One thing the hypervisor will not have is a minimalist POSIX execution environment. Customers interested in that may be turned toward Wind River's RTCore products, based on technology acquired from FSMLabs.

Competitors in an increasingly crowded market for embedded virtualization include VirtualLogix, Trango, and OKLabs. VirtualLogix touts the high performance of its “real-time” VLX virtualization stack, which recently added Intel VT and PowerPC. The product evolved from Chorus OS, originally developed by Sun Microsystems for telecom applications, and has achieved most of success to date on telecom gear, as well as on DSPs in low-cost set-top boxes. OKLabs, the only embedded virtualization vendor to achieve significant success to date in the high-volume mobile phone market, touts the added stability of the micro-kernel approach used in its OKL4 stack, which runs little more than the scheduler in privileged kernel mode.
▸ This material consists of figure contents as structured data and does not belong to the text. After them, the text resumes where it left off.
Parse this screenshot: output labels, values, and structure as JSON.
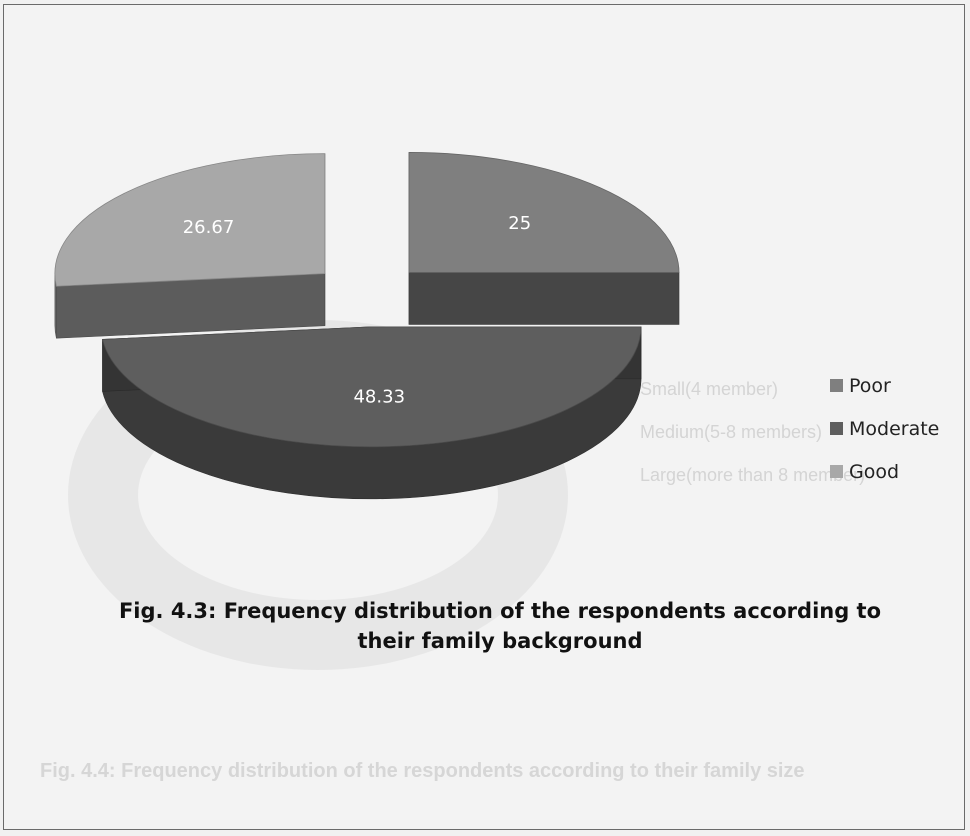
{
  "caption": "Fig. 4.3: Frequency distribution of the respondents according to their family background",
  "chart_data": {
    "type": "pie",
    "title": "",
    "categories": [
      "Poor",
      "Moderate",
      "Good"
    ],
    "values": [
      25,
      48.33,
      26.67
    ],
    "colors": [
      "#7f7f7f",
      "#5e5e5e",
      "#a8a8a8"
    ],
    "legend_position": "right"
  },
  "ghost": {
    "legend": [
      "Small(4 member)",
      "Medium(5-8 members)",
      "Large(more than 8 member)"
    ],
    "caption": "Fig. 4.4: Frequency distribution of the respondents according to their family size"
  }
}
Trango, meanwhile, eschews the minimalist POSIX execution environments built into both VLX and OKL4, like Wind River offering a “pure hypervisor” that has found success in ultra-high security sectors such as PIN entry pads.

In a statement, Evensen said, “Wind River is the only company that can provide such a comprehensive multicore approach.”


Wind River plans to release its hypervisor and multicore/virtualization tools in August, in a “technology preview” release. Pricing and licensing terms have not yet been worked out.